Wednesday, 2 December 2015

Nigeria: Buhari, Zuma to Meet Over MTN's U.S.$5.2 Billion Fine in Nigeria

President Muhammadu Buhari and his South African counterpart, President Jacob Zuma, are to meet in Johannesburg this week to discuss MTN's $5.2billion fine.
This is according to South Africa-based Sunday Times newspaper.
Both leaders are expected to meet and discuss the fine along the sidelines of the Forum of China-Africa Co-operation.
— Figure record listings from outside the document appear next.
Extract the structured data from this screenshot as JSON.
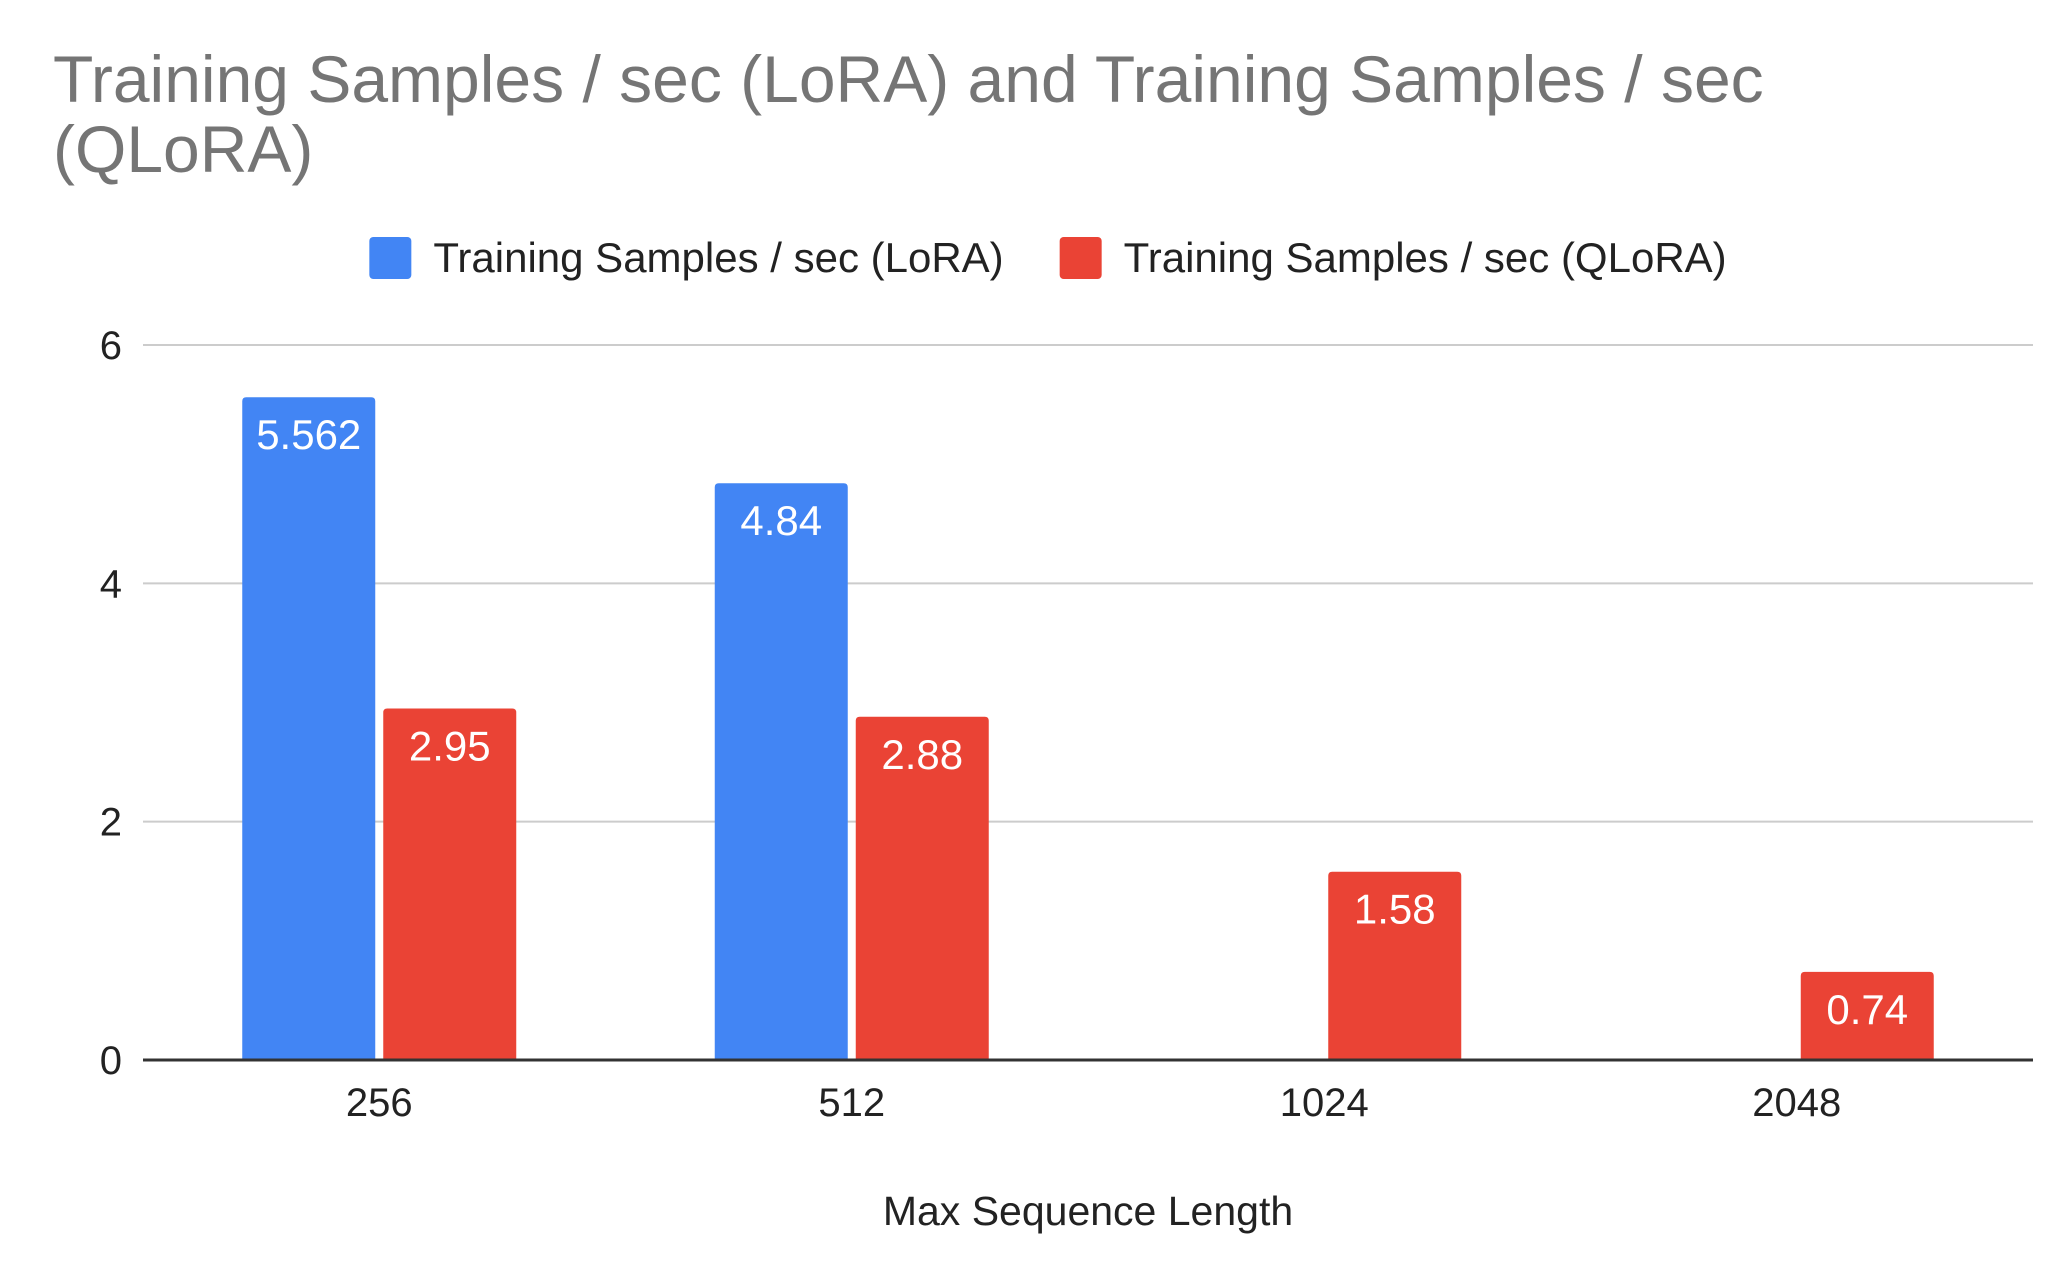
{
  "chart_data": {
    "type": "bar",
    "title": "Training Samples / sec (LoRA) and Training Samples / sec (QLoRA)",
    "xlabel": "Max Sequence Length",
    "ylabel": "",
    "categories": [
      "256",
      "512",
      "1024",
      "2048"
    ],
    "series": [
      {
        "name": "Training Samples / sec (LoRA)",
        "color": "#4285f4",
        "values": [
          5.562,
          4.84,
          null,
          null
        ],
        "labels": [
          "5.562",
          "4.84",
          "",
          ""
        ]
      },
      {
        "name": "Training Samples / sec (QLoRA)",
        "color": "#ea4335",
        "values": [
          2.95,
          2.88,
          1.58,
          0.74
        ],
        "labels": [
          "2.95",
          "2.88",
          "1.58",
          "0.74"
        ]
      }
    ],
    "ylim": [
      0,
      6
    ],
    "yticks": [
      0,
      2,
      4,
      6
    ],
    "grid": true,
    "legend_position": "top"
  }
}
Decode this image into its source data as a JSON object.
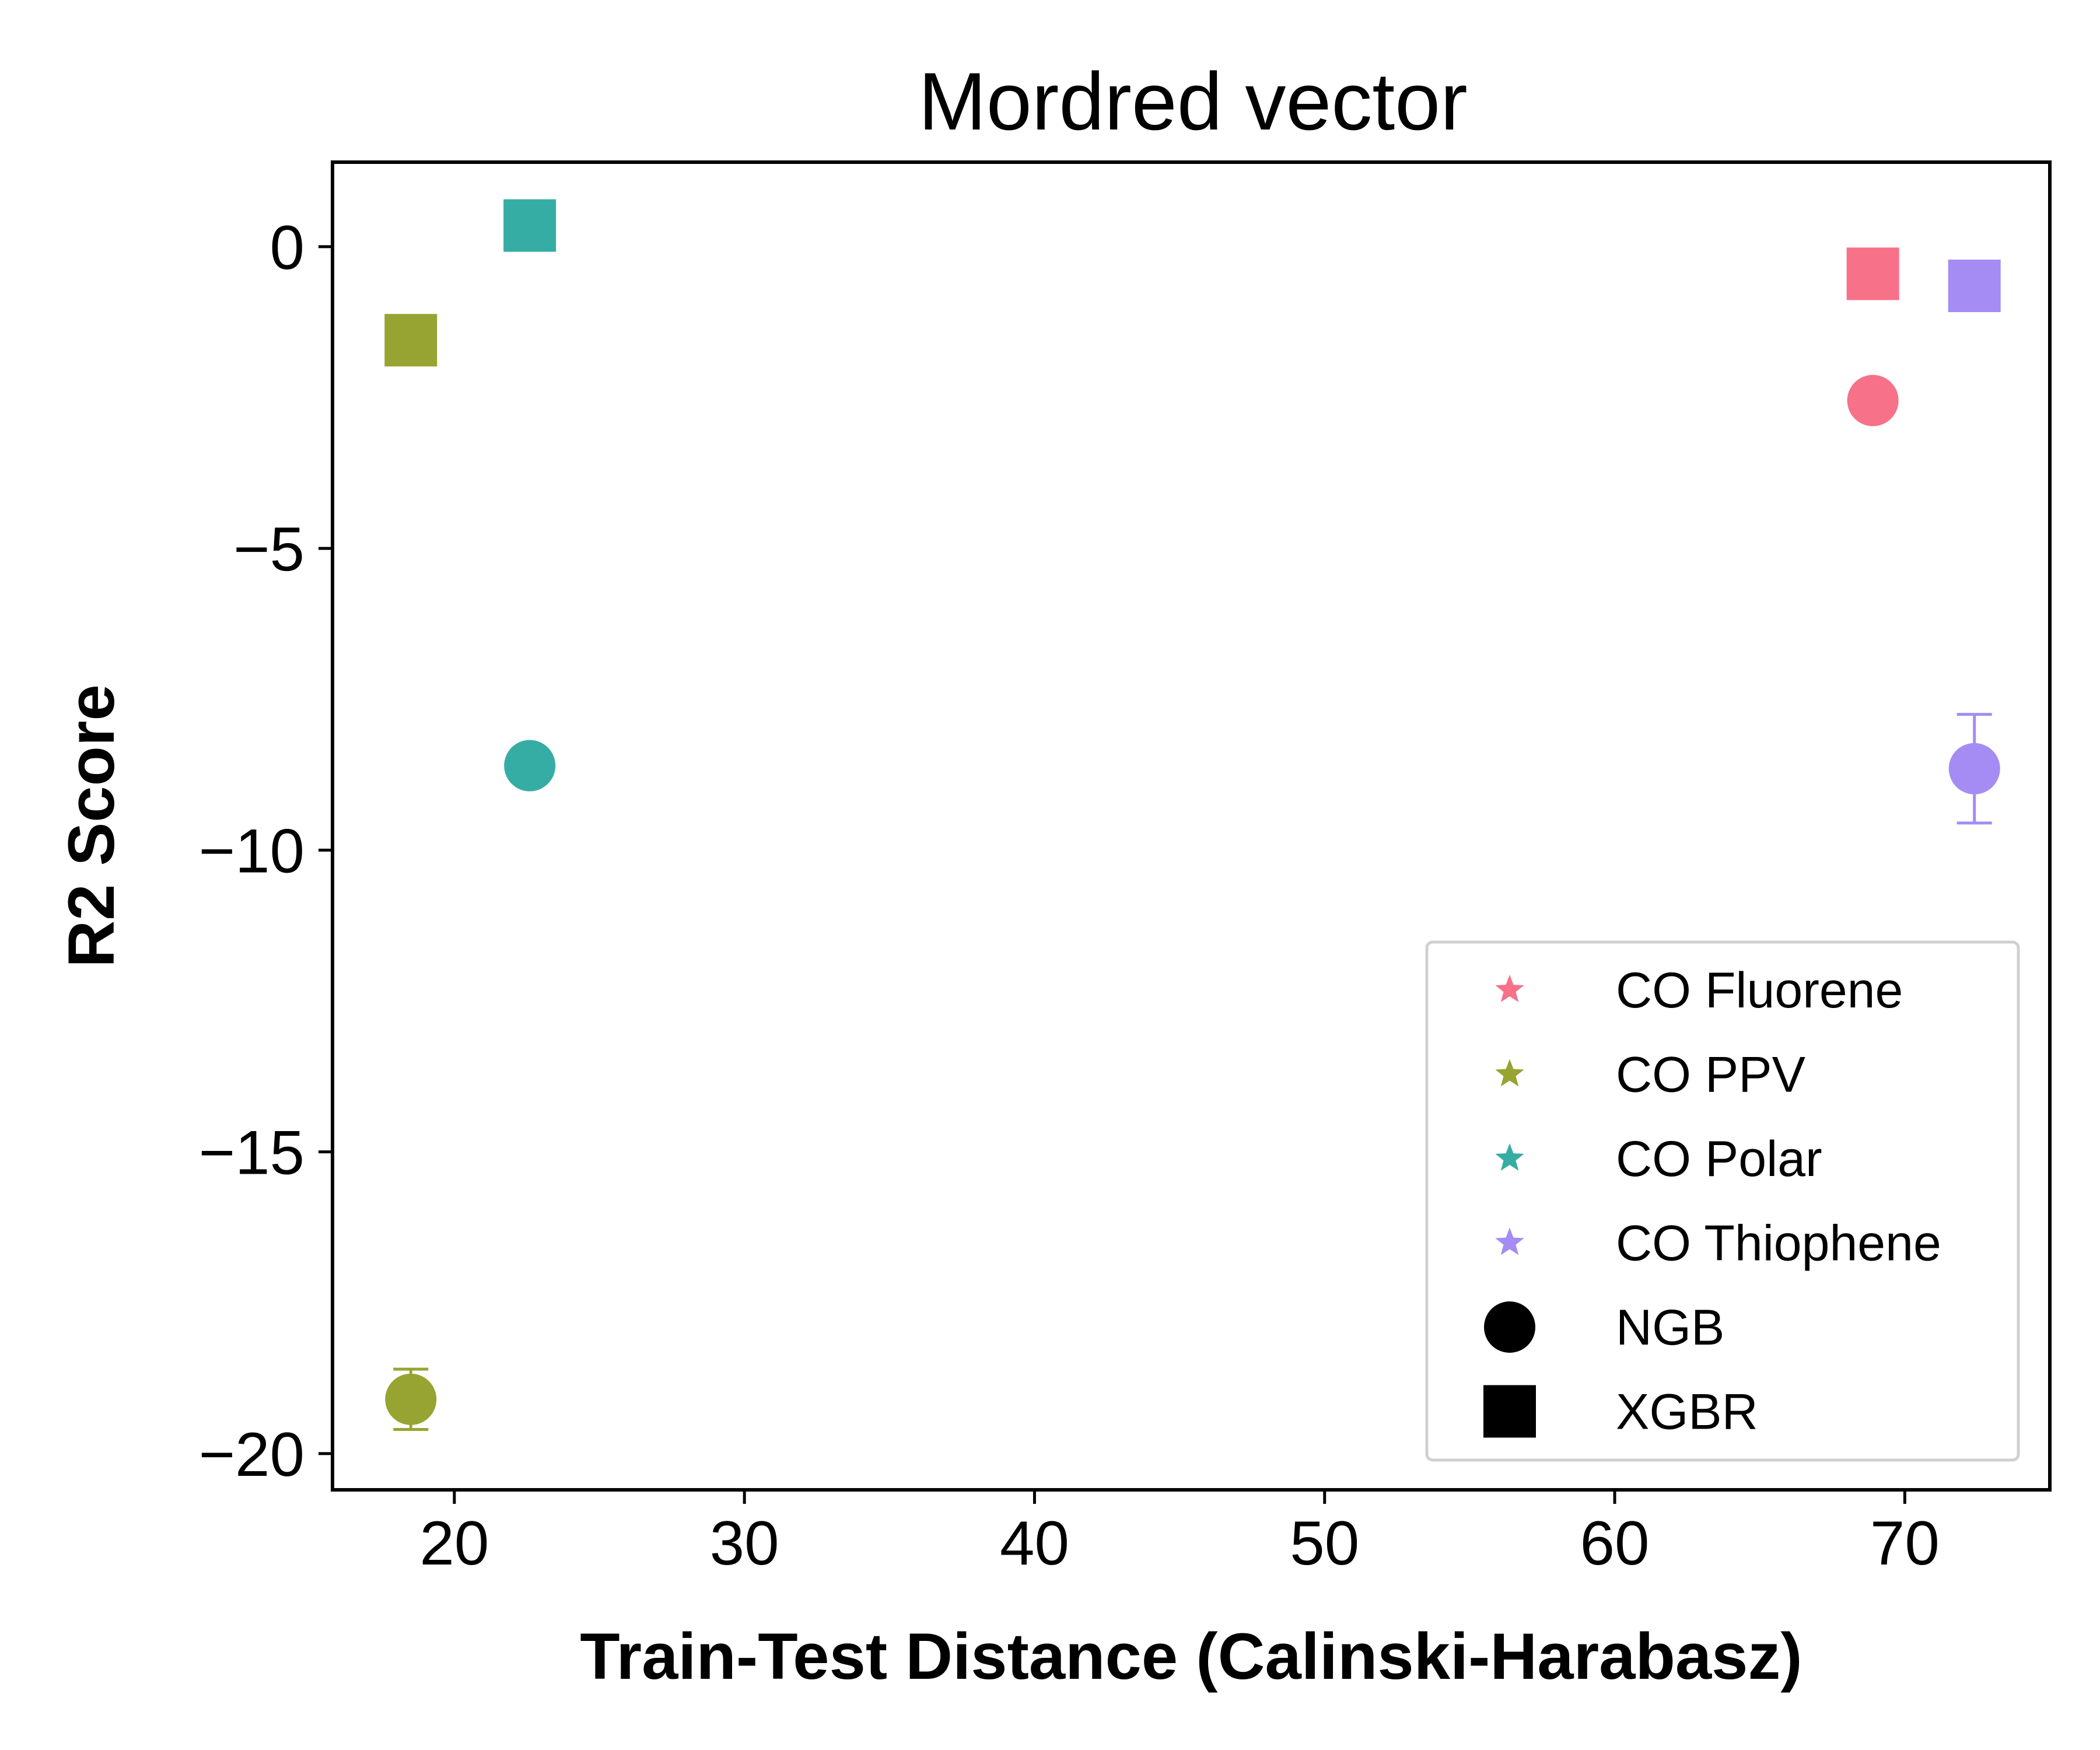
{
  "chart_data": {
    "type": "scatter",
    "title": "Mordred vector",
    "xlabel": "Train-Test Distance (Calinski-Harabasz)",
    "ylabel": "R2 Score",
    "xlim": [
      15.8,
      75.0
    ],
    "ylim": [
      -20.6,
      1.4
    ],
    "xticks": [
      20,
      30,
      40,
      50,
      60,
      70
    ],
    "yticks": [
      0,
      -5,
      -10,
      -15,
      -20
    ],
    "ytick_labels": [
      "0",
      "−5",
      "−10",
      "−15",
      "−20"
    ],
    "grid": false,
    "legend_position": "lower-right",
    "series": [
      {
        "name": "CO Fluorene",
        "color": "#f77189",
        "points": [
          {
            "model": "NGB",
            "x": 68.9,
            "y": -2.55,
            "err": 0
          },
          {
            "model": "XGBR",
            "x": 68.9,
            "y": -0.45,
            "err": 0
          }
        ]
      },
      {
        "name": "CO PPV",
        "color": "#97a431",
        "points": [
          {
            "model": "NGB",
            "x": 18.5,
            "y": -19.1,
            "err": 0.5
          },
          {
            "model": "XGBR",
            "x": 18.5,
            "y": -1.55,
            "err": 0
          }
        ]
      },
      {
        "name": "CO Polar",
        "color": "#36ada4",
        "points": [
          {
            "model": "NGB",
            "x": 22.6,
            "y": -8.6,
            "err": 0
          },
          {
            "model": "XGBR",
            "x": 22.6,
            "y": 0.35,
            "err": 0
          }
        ]
      },
      {
        "name": "CO Thiophene",
        "color": "#a48cf4",
        "points": [
          {
            "model": "NGB",
            "x": 72.4,
            "y": -8.65,
            "err": 0.9
          },
          {
            "model": "XGBR",
            "x": 72.4,
            "y": -0.65,
            "err": 0
          }
        ]
      }
    ],
    "legend": [
      {
        "label": "CO Fluorene",
        "marker": "star",
        "color": "#f77189"
      },
      {
        "label": "CO PPV",
        "marker": "star",
        "color": "#97a431"
      },
      {
        "label": "CO Polar",
        "marker": "star",
        "color": "#36ada4"
      },
      {
        "label": "CO Thiophene",
        "marker": "star",
        "color": "#a48cf4"
      },
      {
        "label": "NGB",
        "marker": "circle",
        "color": "#000000"
      },
      {
        "label": "XGBR",
        "marker": "square",
        "color": "#000000"
      }
    ]
  }
}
The event takes place on December 4-5 at the Sandton Convention Centre.
Sunday Times Newspaper also revealed that the South African Government was concerned about the $5.2 billion fine imposed by Nigerian authorities on MTN Group but said this would not affect relations between the continent's two biggest economies.

"This issue is between MTN and the Nigerian authority. Obviously as government we are concerned about this matter and we do hope the talks between MTN and the Nigerian authorities bear fruit," Minister in the Presidency Jeff Radebe.
The Nigerian Communications Commission (NCC) fined MTN $5.2billion for failing to disconnect five million unregistered SIM cards in a timely manner. Nigeria's SIM card registration process is designed to curb terror and criminal threats in the country.
The fine, which Denmark-based Strand Consult said is the biggest of its kind in history, has rattled the South African headquartered MTN whose share price shed about fifth of its value amid the penalty.
MTN's group chief executive officer, Sifiso Dabengwa, subsequently quit while the company's former CEO, Phuthuma Nhleko, was then appointed as executive chairperson and charged with the responsibility of tackling the fine.
Talks between MTN and the NCC regarding the fine are said to be ongoing with Nhleko having visited Nigeria. The Johannesburg Stock Exchange (JSE) is also investigating MTN for how it announced its fine to shareholders.
MTN is viewed as Africa's biggest mobile phone company with Nigeria being viewed as MTN's biggest market.
Nigeria has been pushing all telecom operators to verify the identity of their subscribers, on concerns that unregistered SIM cards were being used for criminal activity in a country facing an insurgency by Islamic militant group Boko Haram.